A.B. : On doit créer un lien avec les jeunes. De prime abord, ce qu’on tente de leur faire apprendre ne suscite pas toujours de l’intérêt chez eux. Donc, si on a une belle chimie avec nos groupes, c’est une excellente porte d’entrée pour la suite des choses. La lecture peut également beaucoup aider notamment avec des textes contenant des thèmes qui les touchent. Il est important aussi de les aider à avoir une prise de conscience quant au français. À leur âge, ils ne savent peut-être pas à quel point par exemple de bien s’exprimer à l’oral est primordial pour un futur métier.

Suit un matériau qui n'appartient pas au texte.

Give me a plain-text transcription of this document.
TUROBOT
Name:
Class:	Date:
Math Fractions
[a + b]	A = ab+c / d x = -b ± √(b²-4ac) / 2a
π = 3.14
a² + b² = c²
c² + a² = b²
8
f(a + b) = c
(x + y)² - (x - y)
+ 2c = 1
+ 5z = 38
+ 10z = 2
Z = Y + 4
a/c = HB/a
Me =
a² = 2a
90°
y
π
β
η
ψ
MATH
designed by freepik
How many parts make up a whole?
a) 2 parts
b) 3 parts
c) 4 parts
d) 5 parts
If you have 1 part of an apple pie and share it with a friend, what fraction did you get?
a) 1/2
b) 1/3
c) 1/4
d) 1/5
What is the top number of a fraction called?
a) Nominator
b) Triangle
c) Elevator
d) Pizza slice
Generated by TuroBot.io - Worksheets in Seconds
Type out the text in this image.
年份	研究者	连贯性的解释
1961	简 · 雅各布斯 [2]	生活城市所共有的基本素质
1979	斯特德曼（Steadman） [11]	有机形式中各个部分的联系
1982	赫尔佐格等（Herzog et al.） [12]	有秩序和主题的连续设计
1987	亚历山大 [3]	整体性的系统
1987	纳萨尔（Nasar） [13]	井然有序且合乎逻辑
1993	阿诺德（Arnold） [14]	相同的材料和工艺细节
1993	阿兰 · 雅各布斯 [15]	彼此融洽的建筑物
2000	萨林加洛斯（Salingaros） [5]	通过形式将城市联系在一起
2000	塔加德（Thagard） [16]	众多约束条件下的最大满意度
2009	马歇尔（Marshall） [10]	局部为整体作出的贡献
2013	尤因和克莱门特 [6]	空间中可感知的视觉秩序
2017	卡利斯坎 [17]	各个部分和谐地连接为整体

I.C. : Le plus gros défi dans l’apprentissage du français est donc la prise de conscience à avoir quant à l’importance de bien manier la langue ?
A.B. : Oui. C’est peut-être cliché, mais les médias sociaux ont un impact. Les gens ont accès à une espèce de tribune, et ils s’expriment comme ils pensent que c’est correct de le faire. Finalement, on se rend compte de quelle manière ils écrivent, et on voit beaucoup de fautes de structure. Je pense à mes élèves de 5e secondaire qui doivent rédiger un texte ministériel de forme argumentative : s’ils se fient à ce qu’ils voient sur les réseaux sociaux, les arguments des gens qui s’expriment sur différents sujets sont parfois pauvres. On vient à finir par se battre contre un phénomène social d’une certaine façon.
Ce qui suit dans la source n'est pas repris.